For one hour today, participants in a fundraising event Hershman launched, the Coronavirus Relief Virtual Run, will get outside to walk or run—at least six feet apart, and no snot-rocketing, please—then post about their experience afterward on social media using the hashtag #CoronavirusReliefRun. Proceeds will go toward the CDC Foundation’s Coronavirus Emergency Response Fund.
“I felt I needed to do something or contribute in some way,” said Hershman. “Running produces endorphins—it literally makes people happier. That’s a benefit people can use when they’re reading all these (pandemic-related) headlines.”
He’d participated in a virtual run before and decided to create his own when he couldn’t find one benefiting COVID-19 relief efforts. While sheltering in place with his wife at their D.C. home—but still getting out for daily runs—the private equity consultant worked with the CDC Foundation to work out the logistics. The nonprofit helped him promote safety during the event by reminding runners on the RunSignUp.com registration site to follow local stay-at-home mandates and CDC guidelines while exercising outside, including avoiding crowded times, refraining from coughing and spitting and staying home if they feel sick.
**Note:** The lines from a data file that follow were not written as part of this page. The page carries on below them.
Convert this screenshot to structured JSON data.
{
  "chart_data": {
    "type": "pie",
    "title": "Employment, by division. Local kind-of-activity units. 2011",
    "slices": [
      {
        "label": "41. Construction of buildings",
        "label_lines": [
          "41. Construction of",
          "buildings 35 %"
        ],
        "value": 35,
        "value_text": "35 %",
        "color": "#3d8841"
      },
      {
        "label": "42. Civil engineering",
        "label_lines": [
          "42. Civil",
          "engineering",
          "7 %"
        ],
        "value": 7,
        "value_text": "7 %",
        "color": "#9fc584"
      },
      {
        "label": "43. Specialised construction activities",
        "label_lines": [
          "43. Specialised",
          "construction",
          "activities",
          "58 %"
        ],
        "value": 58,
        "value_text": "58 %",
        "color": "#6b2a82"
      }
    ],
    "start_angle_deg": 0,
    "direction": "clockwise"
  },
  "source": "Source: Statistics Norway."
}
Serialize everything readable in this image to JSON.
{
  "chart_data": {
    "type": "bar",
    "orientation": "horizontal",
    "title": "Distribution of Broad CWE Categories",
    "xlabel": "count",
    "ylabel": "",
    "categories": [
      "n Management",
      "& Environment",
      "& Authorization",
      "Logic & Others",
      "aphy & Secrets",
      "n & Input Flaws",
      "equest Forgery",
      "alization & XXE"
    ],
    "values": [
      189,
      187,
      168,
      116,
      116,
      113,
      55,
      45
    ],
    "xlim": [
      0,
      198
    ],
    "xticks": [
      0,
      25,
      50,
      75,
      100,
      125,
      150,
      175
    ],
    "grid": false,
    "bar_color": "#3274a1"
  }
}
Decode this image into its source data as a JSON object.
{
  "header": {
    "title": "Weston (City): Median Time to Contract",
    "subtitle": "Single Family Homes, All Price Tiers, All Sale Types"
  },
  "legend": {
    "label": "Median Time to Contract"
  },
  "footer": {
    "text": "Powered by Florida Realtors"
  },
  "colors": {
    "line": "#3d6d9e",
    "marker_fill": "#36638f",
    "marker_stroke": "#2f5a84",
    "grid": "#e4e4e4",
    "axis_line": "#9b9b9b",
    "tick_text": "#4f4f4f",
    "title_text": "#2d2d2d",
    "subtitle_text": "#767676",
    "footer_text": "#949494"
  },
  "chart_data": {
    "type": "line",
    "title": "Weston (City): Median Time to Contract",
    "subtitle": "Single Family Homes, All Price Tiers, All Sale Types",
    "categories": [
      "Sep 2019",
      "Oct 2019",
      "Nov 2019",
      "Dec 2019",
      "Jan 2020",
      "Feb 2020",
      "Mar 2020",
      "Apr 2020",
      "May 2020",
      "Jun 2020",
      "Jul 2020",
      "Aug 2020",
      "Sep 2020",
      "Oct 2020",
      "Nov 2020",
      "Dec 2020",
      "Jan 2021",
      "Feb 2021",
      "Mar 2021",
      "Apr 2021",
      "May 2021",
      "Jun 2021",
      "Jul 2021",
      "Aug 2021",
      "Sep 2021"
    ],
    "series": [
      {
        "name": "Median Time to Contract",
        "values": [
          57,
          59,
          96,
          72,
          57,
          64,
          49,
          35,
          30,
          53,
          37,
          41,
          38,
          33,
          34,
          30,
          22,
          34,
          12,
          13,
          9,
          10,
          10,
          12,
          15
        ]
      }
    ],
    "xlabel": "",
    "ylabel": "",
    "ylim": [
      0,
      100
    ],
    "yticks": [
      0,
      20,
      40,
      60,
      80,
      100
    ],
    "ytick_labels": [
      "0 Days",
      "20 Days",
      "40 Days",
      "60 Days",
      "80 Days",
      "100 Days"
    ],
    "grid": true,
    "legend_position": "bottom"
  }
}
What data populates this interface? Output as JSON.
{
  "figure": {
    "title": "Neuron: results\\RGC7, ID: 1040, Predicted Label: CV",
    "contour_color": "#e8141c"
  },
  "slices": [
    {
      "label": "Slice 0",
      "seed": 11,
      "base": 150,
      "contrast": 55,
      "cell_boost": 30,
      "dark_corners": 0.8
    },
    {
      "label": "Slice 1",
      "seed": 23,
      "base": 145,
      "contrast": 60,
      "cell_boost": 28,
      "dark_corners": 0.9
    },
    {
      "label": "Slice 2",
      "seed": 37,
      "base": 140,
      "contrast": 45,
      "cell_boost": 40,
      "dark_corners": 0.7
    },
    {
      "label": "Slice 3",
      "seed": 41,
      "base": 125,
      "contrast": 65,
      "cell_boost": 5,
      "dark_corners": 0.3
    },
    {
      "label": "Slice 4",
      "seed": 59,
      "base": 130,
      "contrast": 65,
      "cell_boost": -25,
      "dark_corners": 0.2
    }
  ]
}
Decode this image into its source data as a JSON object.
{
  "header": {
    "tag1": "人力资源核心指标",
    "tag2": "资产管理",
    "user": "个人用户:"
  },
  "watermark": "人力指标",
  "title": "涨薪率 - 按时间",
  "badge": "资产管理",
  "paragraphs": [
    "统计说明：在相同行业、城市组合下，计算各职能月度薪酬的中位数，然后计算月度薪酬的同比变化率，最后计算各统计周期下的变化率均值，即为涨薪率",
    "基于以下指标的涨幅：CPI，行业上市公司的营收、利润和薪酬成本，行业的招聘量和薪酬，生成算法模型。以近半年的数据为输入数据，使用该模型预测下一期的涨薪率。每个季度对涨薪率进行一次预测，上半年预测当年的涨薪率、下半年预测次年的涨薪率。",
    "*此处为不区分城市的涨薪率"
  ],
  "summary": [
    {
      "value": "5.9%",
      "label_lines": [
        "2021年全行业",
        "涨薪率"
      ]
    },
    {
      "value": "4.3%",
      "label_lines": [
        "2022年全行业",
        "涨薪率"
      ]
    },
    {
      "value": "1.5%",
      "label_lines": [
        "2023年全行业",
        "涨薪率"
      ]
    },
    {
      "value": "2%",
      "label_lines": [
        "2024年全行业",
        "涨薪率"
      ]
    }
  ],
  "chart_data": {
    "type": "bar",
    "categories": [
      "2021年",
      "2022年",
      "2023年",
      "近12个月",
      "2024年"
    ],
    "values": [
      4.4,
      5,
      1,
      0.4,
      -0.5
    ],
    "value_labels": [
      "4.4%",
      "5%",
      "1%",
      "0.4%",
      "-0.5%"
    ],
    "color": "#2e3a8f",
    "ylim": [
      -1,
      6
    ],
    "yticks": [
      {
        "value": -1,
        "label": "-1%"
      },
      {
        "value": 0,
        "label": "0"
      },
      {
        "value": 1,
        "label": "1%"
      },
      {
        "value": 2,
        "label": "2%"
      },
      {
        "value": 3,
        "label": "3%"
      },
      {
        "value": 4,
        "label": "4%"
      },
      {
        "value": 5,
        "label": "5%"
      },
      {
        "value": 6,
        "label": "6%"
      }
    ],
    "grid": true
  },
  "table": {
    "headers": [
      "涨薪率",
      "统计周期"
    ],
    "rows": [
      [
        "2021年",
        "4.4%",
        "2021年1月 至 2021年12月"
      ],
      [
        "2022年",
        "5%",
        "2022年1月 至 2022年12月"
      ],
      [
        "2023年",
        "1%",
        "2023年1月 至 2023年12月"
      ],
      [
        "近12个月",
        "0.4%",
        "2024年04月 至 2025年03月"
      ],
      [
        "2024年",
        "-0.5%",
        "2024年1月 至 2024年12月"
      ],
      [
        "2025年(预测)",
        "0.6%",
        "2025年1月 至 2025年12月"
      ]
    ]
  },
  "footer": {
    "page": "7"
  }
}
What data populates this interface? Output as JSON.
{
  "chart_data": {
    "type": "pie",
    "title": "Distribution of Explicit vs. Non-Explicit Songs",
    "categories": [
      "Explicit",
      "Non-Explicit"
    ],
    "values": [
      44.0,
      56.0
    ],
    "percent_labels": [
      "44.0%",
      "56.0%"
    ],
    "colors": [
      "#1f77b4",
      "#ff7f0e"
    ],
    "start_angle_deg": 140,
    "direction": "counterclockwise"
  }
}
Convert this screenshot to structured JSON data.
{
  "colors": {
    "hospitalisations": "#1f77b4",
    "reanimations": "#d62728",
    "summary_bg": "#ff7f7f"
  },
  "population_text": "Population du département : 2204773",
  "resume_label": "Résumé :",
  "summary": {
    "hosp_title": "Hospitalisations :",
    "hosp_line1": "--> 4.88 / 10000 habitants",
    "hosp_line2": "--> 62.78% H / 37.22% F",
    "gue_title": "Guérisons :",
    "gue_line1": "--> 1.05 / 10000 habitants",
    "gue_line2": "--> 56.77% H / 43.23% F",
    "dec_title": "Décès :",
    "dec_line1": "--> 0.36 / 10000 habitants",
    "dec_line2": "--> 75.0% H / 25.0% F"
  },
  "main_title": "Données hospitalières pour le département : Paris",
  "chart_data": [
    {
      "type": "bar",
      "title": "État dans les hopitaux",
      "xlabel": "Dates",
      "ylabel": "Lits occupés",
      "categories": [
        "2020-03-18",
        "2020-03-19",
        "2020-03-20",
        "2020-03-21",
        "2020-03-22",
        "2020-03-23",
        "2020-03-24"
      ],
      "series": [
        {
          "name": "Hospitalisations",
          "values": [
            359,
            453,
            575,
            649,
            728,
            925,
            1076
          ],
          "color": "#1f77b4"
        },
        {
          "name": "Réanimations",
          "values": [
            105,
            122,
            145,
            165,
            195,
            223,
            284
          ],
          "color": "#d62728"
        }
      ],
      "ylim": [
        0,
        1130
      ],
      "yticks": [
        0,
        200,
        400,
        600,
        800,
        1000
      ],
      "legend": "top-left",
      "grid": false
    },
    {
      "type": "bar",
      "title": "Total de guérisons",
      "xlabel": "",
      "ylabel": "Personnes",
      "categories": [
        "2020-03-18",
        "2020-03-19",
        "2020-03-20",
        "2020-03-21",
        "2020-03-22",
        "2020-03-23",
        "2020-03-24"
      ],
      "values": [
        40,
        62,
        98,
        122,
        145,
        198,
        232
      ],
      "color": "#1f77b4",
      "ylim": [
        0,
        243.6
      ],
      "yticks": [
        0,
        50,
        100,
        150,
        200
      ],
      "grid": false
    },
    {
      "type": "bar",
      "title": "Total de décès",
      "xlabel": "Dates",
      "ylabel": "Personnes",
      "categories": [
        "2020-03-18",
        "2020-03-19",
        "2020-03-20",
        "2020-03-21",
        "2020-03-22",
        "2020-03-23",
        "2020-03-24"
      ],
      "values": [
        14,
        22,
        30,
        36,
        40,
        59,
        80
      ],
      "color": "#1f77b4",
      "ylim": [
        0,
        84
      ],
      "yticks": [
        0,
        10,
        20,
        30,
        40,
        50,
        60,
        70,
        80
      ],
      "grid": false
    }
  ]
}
The event, which costs $20 to join, has also raised over $1,900 in additional donations. The money will go directly toward deploying emergency staffing to public health agencies and providing food and medical supplies to quarantined individuals.
“(The run is) a good idea to raise money for a good cause that definitely needs the money, but then also to have some sort of normalcy in your life,” said Eric Churches ’10, one of Hershman’s UMD classmates who will run the virtual event in his community of Columbus, Ohio. He’s looking forward to getting out of the house with his wife and 1-year-old daughter (who’ll participate in a jogging stroller).
Once quarantine ends, Hershman hopes to parlay the experience into organizing in-person races. But today’s event isn’t a competition, he said, but rather a way for runners to come together—figuratively—to support a common cause.
“Running does produce camaraderie,” he said. “When you’re doing a big event with people, it helps prevent that isolation feeling.”